The construction of the SAS Royal Hotel in Copenhagen began in 1956. Four years later, the hitherto tallest building in the Nordics, and the largest hotel in Scandinavia, was ready for inauguration. Standing twenty-two floors tall, the hotel was dubbed a "Landmark of the Jet Age", characterising the 1950s. Considered the most modern hotel in Scandinavia, Arne Jacobsen's attention to detail in terms of functions and the choice of materials in the overall design, as well as in individual objects, is still admired today.
Today, the SAS Royal Hotel (since renamed Radisson Collection Royal Copenhagen) remains a prominent example of Danish modernist architecture. Famed worldwide as the hotel where the architect designed every detail, it is the most harmonious high-rise building in Copenhagen and constitutes an ideal in Modern Design. Arne Jacobsen's artistic talent is evident throughout the hotel - from the proportions of the building to the design of the interior. His remarkable ability to carry through an all-encompassing design - a gesamtkunstwerk – is one to be admired.

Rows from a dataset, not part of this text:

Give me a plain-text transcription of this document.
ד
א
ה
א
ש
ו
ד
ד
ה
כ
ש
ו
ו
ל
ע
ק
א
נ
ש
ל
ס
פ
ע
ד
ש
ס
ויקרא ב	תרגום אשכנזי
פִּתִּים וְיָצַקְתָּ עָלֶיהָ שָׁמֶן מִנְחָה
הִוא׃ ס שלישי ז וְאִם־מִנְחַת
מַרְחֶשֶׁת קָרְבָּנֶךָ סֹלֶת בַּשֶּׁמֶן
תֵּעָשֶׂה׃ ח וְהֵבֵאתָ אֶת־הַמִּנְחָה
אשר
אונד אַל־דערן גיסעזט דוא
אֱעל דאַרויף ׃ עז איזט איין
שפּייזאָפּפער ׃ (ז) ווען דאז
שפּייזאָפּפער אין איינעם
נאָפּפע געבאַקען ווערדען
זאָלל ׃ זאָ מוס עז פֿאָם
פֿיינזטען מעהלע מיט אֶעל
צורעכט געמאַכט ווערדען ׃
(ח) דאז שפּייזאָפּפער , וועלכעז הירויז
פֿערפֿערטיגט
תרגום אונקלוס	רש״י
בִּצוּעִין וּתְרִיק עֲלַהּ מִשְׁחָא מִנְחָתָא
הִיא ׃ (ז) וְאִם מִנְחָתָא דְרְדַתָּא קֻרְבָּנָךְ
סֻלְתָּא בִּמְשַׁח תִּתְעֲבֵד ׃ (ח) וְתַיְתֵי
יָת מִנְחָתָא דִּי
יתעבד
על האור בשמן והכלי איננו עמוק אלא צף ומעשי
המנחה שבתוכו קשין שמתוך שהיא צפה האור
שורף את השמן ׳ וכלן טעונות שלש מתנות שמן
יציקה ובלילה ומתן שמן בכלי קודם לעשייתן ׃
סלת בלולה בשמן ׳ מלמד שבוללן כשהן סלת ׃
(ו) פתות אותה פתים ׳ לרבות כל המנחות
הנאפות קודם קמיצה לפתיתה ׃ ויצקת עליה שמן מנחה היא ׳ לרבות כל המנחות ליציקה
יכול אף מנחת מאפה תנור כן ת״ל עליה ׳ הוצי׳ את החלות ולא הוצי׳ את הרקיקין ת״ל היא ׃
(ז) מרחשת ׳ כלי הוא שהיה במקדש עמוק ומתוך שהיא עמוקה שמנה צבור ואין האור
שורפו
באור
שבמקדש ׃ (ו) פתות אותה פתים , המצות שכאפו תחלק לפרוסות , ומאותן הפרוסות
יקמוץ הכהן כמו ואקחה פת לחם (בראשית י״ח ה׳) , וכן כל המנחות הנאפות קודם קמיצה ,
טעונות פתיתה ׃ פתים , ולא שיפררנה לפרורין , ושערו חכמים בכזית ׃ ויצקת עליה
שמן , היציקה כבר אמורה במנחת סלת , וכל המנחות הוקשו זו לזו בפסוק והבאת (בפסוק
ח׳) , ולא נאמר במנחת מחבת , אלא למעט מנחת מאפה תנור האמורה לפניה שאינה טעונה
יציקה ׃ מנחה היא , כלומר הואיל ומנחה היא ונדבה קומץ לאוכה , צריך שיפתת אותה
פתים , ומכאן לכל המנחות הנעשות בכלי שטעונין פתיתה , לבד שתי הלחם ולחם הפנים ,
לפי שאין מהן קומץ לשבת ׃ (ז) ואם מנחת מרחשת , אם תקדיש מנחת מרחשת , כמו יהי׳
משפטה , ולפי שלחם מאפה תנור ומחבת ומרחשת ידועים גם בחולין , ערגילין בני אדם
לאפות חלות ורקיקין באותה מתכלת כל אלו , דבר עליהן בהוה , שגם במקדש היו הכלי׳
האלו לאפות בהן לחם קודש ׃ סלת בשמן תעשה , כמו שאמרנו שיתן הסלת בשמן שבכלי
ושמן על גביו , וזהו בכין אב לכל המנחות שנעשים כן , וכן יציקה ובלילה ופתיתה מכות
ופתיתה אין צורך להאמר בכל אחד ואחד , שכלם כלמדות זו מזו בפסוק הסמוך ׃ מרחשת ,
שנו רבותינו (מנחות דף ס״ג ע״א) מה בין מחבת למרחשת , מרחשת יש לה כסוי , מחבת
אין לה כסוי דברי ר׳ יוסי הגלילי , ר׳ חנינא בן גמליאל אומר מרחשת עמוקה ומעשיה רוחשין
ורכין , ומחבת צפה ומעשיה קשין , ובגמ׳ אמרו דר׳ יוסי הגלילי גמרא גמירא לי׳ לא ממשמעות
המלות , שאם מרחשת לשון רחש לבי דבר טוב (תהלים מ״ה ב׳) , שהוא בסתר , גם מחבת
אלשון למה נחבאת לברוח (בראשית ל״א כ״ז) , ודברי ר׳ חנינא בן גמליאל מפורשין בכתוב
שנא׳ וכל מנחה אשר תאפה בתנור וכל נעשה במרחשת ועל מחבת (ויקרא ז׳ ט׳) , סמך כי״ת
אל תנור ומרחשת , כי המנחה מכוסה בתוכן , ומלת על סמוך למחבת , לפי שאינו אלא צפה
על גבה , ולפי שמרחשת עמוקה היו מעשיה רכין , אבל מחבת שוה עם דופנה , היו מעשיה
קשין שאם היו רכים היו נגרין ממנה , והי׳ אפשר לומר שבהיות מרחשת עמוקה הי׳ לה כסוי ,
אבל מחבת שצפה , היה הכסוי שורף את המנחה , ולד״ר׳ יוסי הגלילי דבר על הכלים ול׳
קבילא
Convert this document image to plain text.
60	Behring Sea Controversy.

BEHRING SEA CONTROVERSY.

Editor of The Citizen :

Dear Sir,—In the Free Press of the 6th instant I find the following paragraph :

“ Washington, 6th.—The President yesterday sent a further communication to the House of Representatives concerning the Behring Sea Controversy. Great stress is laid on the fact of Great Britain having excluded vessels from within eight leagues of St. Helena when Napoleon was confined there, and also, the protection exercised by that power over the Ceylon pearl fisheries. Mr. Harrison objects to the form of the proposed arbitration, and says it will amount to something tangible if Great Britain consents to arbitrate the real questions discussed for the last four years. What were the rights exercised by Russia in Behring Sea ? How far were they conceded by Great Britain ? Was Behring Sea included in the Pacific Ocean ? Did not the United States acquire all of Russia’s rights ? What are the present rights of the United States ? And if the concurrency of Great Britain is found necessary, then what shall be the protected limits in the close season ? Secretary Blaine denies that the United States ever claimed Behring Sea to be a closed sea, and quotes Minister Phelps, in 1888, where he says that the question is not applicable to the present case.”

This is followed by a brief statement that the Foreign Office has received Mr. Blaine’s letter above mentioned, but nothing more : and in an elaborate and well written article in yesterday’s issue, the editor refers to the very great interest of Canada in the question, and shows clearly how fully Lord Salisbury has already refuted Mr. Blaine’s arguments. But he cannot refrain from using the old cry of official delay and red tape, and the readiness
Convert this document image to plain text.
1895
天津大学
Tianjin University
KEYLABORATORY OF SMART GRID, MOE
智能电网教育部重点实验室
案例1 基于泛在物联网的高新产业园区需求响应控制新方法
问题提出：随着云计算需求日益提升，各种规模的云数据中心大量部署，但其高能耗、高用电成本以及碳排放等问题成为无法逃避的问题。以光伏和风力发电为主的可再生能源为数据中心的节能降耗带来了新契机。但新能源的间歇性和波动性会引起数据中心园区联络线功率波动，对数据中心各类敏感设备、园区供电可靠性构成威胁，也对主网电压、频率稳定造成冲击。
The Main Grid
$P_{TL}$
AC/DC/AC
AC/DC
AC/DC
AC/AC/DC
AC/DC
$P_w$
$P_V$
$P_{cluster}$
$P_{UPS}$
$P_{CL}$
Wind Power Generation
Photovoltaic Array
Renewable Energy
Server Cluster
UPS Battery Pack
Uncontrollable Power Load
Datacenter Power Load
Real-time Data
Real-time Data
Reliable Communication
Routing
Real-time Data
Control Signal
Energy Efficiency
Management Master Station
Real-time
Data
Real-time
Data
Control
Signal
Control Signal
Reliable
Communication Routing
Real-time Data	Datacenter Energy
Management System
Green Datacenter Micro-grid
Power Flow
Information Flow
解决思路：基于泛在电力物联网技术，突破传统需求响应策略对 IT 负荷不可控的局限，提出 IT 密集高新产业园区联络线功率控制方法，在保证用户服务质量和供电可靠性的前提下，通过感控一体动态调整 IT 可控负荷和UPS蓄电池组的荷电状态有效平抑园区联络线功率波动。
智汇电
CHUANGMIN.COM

The present hotel lobby is in many ways similar to the 1960s lobby. Floor-to-ceiling glass panes separate the lobby from the hustle and bustle of the street while letting daylight into the room. The result is a calm, exclusive atmosphere. The iconic Egg™ and Swan™ chairs, which were specially designed for the hotel, match the pleasant calm of the room.
Together with the organic forms of the Swan™, the curved staircase constitutes a strong contrast to the sharp cut, simple structure of the hotel. The very slight structure of the staircase was on the verge of what was technically feasible at the time.
Of the many details Arne Jacobsen designed for the hotel, several of the chairs he created have established themselves as design icons. The Egg™, Swan™ and Drop™ chairs are perhaps the most familiar. However, a fourth, the Pot™ chair, is no less significant. The small lounge chair brings a beautiful floating expression. Designed for the hotel's social areas, the Pot chair's sculptural curves and slim legs reflect the simplicity and openness of the building’s design.